During its lifetime project results included:

  • The development of seven N2O isotope references materials and ambient amount fraction N2O isotope ratio reference materials, and three CO2 reference materials anchored to international isotope ratio scales.
  • The characterisation and validation of different commercial and research-grade laser spectrometers for N2O isotope analysis by project partner EMPA. The published results will help more accurate isotope quantification with these types of instruments. The paper drew much scientific interest and was named one of the journal’s ‘research highlights’.
  • The development of an analyser for measurement of CO2 isotopes by VTT MIKES, Finland’s National Measurement Institute (NMI) and the characterisation of a spectroscopy system for CO2 analysis by PTB, Germany’s NMI. Both instruments are capable of field deployment to areas where no monitoring stations exist - or at the stations themselves to back up their own monitoring results.
  • A new range of stable isotope ratio reference gases for atmospheric monitoring analysis: Synthetic air with the same composition as natural air without CO2 produced at NPL, the UK’s NMI,  and CO2 in air produced at NPL, INRiM – the Italian NMI and TUBITAK – the Turkish NMI.. These materials allow the calibration of detection instruments and, in addition, contain argon which reduces measurement artefacts such as ‘peak-broadening’ when measuring ratios spectroscopically.

Members of the project consortium are also taking part in the Consultative Committee for Amount of Substance: Metrology in Chemistry and Biology (CCQM) inter-comparison CCQM-P204. This started in 2020 and is the CCQM’s first inter-comparison aimed at evaluating the participating laboratories’ capability in assigning isotope ratios in pure CO2 gas samples. The results of this comparison will go out to environmental monitoring stations and will be supplied to the World Meteorological Organization (WMO).
The new reference materials are already being utilised by laboratories around Europe and are being supplied to monitoring stations.
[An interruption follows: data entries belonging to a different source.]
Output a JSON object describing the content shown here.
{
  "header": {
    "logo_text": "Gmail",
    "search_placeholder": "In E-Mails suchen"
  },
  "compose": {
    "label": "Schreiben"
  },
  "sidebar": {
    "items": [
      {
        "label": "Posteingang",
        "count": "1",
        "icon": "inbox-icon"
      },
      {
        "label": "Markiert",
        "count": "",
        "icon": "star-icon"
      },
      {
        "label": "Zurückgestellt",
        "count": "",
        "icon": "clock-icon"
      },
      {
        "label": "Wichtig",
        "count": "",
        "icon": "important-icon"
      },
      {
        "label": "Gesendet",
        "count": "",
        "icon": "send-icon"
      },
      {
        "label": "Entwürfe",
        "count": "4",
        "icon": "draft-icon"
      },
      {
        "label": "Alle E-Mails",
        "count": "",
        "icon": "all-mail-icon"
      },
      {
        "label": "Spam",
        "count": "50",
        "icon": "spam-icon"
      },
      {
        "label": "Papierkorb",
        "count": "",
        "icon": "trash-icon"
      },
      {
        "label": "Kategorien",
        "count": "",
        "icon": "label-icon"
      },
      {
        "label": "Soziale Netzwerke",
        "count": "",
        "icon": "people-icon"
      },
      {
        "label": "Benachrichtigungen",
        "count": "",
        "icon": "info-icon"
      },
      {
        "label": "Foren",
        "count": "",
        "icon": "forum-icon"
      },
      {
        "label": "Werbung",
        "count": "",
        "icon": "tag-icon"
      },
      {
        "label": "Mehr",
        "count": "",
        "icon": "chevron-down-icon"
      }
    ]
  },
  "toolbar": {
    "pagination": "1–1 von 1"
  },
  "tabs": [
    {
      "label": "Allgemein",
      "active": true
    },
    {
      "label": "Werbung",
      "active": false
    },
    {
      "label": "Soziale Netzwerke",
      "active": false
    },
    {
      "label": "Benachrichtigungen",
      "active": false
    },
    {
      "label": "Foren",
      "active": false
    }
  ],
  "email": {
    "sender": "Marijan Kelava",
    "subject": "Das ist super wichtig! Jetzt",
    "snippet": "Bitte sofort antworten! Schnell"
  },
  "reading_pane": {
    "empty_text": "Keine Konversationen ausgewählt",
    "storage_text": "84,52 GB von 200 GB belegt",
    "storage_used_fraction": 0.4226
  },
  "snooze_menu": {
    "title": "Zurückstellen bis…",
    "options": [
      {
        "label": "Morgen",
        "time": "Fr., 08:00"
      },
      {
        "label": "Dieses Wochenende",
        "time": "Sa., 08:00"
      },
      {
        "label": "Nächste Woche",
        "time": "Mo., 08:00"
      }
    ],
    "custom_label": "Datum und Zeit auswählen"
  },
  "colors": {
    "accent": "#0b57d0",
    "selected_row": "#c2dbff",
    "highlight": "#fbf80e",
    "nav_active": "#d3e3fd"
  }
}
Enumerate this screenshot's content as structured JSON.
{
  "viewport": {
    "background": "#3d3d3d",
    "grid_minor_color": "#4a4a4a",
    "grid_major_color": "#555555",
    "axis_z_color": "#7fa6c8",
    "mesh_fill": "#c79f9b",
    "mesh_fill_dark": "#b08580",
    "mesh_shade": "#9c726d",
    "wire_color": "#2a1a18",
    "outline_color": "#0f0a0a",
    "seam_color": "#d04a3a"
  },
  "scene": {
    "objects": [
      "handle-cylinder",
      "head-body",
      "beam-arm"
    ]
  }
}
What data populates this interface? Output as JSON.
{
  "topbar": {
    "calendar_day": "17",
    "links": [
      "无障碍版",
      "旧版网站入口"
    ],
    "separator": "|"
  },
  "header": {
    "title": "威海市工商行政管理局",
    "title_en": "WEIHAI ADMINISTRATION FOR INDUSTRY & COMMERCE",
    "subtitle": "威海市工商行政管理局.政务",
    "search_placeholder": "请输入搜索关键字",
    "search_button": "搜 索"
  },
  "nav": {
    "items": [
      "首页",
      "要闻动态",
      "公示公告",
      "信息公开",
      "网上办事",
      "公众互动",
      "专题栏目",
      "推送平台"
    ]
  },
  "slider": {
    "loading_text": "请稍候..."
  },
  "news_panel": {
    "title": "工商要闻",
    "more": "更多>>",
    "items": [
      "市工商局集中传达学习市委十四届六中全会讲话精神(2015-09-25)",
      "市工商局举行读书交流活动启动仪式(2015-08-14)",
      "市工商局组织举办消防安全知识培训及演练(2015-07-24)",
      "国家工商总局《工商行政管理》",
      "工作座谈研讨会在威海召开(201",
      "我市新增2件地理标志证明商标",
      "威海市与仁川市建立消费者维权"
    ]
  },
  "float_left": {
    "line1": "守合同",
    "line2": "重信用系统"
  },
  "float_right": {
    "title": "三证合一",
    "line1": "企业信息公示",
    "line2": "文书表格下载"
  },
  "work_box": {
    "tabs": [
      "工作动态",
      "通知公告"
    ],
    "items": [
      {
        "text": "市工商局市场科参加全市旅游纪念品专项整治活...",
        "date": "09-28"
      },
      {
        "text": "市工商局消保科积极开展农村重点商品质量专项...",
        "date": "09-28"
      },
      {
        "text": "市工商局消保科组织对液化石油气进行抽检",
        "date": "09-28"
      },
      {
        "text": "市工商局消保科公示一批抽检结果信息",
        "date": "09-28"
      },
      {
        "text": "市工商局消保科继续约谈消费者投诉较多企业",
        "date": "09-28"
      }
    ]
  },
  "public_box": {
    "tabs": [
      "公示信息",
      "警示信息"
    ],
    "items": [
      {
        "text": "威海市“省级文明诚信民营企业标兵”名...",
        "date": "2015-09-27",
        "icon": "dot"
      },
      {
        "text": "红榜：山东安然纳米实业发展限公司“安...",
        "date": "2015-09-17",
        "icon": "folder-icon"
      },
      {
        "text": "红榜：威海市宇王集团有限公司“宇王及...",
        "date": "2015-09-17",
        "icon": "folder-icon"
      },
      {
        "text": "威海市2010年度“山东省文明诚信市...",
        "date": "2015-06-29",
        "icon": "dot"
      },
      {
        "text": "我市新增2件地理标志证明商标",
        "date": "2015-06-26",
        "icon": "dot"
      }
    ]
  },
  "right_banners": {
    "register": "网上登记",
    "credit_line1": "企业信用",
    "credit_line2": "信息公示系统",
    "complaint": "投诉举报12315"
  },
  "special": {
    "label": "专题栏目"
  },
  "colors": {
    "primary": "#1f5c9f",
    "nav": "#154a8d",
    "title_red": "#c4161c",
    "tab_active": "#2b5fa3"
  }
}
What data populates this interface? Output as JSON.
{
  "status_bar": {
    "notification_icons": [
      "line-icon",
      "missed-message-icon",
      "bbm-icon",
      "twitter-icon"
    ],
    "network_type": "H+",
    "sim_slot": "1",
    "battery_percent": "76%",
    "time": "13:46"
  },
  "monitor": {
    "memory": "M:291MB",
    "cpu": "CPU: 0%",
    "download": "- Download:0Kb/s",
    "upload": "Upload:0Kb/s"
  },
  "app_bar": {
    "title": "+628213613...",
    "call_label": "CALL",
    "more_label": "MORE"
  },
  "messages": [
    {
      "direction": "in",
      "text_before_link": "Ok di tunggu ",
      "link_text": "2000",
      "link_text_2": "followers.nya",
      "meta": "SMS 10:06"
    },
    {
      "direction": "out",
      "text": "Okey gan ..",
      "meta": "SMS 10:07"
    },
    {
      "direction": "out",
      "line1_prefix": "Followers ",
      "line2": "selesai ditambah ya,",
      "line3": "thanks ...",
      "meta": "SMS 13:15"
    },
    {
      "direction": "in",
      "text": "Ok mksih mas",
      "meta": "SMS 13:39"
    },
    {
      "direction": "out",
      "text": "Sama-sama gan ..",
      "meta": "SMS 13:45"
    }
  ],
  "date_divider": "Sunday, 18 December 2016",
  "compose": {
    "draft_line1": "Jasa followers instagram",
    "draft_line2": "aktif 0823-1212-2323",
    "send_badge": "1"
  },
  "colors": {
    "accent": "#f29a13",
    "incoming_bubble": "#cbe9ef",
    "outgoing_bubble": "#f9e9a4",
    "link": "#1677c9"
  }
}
Work on improved CO2 measurements – and the production of the first ever methane reference materials – is continuing in the current EMPIR project Stable isotope metrology to enable climate action and regulation (19ENV05, STELLAR).

This project has developed a new infrastructure including methods and instrumentation to underpin measurements of stable isotopes of carbon dioxide and nitrous oxide, two major greenhouse gases, which enable their origin to be identified. This will be instrumental in providing more accurate, comparable data to separate various man-made sources of greenhouse gas emissions from each other, as well as from natural sources. This will enable governments to develop accurate emissions inventories and models to comply with legislation and inform new policy and better abatement strategies to help prevent dangerous climate change.

This EMPIR project is co-funded by the European Union's Horizon 2020 research and innovation programme and the EMPIR Participating States.